Un mondo dove una lettera si confonde con un’altra e leggere diventa un’impresa. Ma non è una malattia perché le persone dislessiche non hanno problemi cognitivi. Disturbi specifici dell’apprendimento (Dsa). Quante volte ne abbiamo sentito parlare? E quante volte la dislessia è parsa come un disturbo di pochi, a volte classificati come geni perchè anche Einstein lo era e… che cosa sarà mai poi?
Michele, Lisa, Michela, Rossella lo sanno bene cos’è. La dislessia è un disturbo che spesso ti costringe in un mondo difficile, dove “molti pensano che non abbiamo voglia di studiare che facciamo finta e se usiamo una calcolatrice è perché facciamo prima”.
Ma non è così. Procediamo con ordine. Ci facciamo aiutare da Stefania Ronci, presidente della Sezione AID Rimini (associazione italiana dislessia).
Cos’è la dislessia e come è cambiata la percezione e l’approccio concreto con la legge 170/2010?
“Si tratta di un disturbo da cui non si guarisce ma che si può compensare con altre capacità. La legge 170 del 2010 ha regolamentato il tema inserendo nuove modalità di approccio, secondo me ha fatto fare un passo avanti alla scuola italiana”.
In che senso?
“Inserendo nuovi strumenti compensativi e con la volontà di considerare gli alunni diversamente dal passato, quando le persone venivano escluse, è come se la normativa avesse detto: cè un posto per te, ti insegnamo quello che puoi imparare, non è vero non sei portato ma educhiamo quella persona che, con altre abilità, può arrivare egualmente a risultati positivi. Quando i ragazzi hanno problemi più gravi, come un forte ritardo mentale interviene la nota legge 104/92 che riguarda i ragazzi disabili e prevede il sostegno scolastico. Per i ragazzi dislessici non era positivo, come avveniva in passato, essere prelevati dalla classe, alle elementari, per fare esercizi diversi fuori, con l’insegnate di sostegno, come se non potessero imparare come gli altri. Loro possono imparare, vanno solo supportati”.

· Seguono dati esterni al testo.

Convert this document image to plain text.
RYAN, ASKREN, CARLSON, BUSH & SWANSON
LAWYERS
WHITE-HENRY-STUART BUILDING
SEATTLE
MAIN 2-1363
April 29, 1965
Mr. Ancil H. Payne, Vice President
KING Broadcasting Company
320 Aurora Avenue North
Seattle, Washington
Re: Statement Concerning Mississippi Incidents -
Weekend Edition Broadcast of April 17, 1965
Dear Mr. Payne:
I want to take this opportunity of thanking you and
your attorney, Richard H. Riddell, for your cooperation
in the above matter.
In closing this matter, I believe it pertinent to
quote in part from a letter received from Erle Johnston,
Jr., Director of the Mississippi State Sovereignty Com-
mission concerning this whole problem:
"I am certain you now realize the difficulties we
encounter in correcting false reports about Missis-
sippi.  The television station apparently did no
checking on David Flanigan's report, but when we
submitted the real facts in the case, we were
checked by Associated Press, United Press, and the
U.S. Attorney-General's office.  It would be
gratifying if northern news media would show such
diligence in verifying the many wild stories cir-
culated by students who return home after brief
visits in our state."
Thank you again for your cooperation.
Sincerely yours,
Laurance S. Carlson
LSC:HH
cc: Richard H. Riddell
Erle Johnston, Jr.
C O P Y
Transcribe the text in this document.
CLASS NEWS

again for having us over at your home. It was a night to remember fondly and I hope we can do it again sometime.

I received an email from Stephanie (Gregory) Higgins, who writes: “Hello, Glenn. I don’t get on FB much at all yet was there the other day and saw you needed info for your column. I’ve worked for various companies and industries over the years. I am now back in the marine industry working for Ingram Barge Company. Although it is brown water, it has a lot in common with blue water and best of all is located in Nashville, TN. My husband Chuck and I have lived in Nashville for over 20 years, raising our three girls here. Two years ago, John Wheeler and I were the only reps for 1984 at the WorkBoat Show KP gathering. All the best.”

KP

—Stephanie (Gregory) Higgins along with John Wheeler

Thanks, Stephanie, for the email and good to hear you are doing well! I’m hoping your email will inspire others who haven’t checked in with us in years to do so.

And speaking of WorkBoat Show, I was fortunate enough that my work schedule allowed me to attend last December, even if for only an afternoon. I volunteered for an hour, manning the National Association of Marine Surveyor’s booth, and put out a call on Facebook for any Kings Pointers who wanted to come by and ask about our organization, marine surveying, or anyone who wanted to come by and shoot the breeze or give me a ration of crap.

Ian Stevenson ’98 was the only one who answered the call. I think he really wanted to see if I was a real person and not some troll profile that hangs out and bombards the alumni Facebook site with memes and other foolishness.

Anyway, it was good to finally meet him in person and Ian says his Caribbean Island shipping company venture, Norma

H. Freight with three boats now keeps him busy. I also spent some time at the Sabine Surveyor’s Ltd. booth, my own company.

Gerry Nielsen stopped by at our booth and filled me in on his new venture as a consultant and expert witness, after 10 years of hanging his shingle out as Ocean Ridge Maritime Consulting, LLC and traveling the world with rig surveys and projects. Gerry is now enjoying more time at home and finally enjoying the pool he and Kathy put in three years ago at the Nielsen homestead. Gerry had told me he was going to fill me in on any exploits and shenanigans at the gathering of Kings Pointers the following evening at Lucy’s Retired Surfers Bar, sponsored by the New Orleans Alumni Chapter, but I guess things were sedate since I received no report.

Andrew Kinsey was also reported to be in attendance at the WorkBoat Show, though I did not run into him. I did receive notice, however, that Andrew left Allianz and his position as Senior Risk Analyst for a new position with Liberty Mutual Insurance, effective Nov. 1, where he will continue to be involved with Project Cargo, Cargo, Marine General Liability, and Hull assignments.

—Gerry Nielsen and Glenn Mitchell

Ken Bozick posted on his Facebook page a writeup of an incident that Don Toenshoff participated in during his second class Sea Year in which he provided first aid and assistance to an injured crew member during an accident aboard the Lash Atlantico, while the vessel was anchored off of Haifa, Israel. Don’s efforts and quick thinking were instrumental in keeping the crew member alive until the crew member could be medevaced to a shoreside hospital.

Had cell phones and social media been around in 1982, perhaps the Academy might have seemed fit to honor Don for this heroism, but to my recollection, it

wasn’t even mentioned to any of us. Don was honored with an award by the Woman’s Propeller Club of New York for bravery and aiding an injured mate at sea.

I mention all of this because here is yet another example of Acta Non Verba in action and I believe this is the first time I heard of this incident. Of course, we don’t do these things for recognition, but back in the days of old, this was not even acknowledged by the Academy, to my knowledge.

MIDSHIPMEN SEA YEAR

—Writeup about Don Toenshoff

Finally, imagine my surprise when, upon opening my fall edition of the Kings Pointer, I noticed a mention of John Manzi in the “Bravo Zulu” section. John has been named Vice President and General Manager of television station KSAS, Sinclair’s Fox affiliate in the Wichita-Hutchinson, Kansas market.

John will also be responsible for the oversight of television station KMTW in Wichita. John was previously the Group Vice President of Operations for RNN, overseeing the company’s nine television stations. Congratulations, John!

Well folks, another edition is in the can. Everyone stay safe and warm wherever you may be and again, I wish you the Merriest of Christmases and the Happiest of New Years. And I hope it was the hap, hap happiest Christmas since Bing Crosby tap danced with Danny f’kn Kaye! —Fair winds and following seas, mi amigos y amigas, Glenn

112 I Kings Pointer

Quali sono questi strumenti compensativi e, come sono applicati?
“Si tratta di strumenti per la sintesi vocale, computer, calcolatrici, schemi e mappe concettuali, strumenti di supporto all’insegnamento che questi ragazzi possono usare visto il loro disturbo, poi è ovvio che il lavoro grosso devono farlo comunque da soli, si tratta solo di un supporto”.
Sono previsti finanziamenti per questi ausili?
“All’inizio, quando la legge è uscita, qualcosa è arrivato. Ma il problema non è tanto quello degli strumenti perchè in linea di massima i ragazzi hanno ausili che portano da casa, è più difficile fare i conti con gli insegnanti e con gli altri ragazzi. Ci sono dei corsi che alcuni insegnanti seguono ma sono ancora troppo pochi quelli che lo fanno e spesso sono impreparati davanti a queste diagnosi. Ricordiamo che i nostri ragazzi portano a scuola un certificato con la diagnosi e hanno diritto a piani didattici personalizzati (PDP)”.
Ma?
“A fronte di insegnati molto preparati ce ne sono altri che non riescono a spiegare, al resto della classe, perché quel bambino deve usare quel determinato supporto. Bisognerebbe farlo, soprattutto alle elementari con una particolare capacità: far sembrare la cosa un gioco, rispondendo alle domande degli altri studenti e cercando di non far sentire troppo diverso il bambino con Dsa”.
Come il neonato Gruppo Giovani AID di Rimini può aiutare i ragazzi in questo senso?
“Partiamo sempre dallo stesso presupposto, la dislessia non è una malattia, i bambini sono normodotati ed hanno un disturbo che però può loro condizionare tutta la vita. Se i ragazzi si confrontano e parlano tra loro, aiutandosi sia a livello di confronto e condivisione delle emozioni, sia concretamente con i compiti, le difficoltà si smorzano e possono provare a uscire allo scoperto anche fuori dal gruppo e magari una volta a scuola riuscire a dire: Uso la calcolatrice e il computer perchè mi servono!”.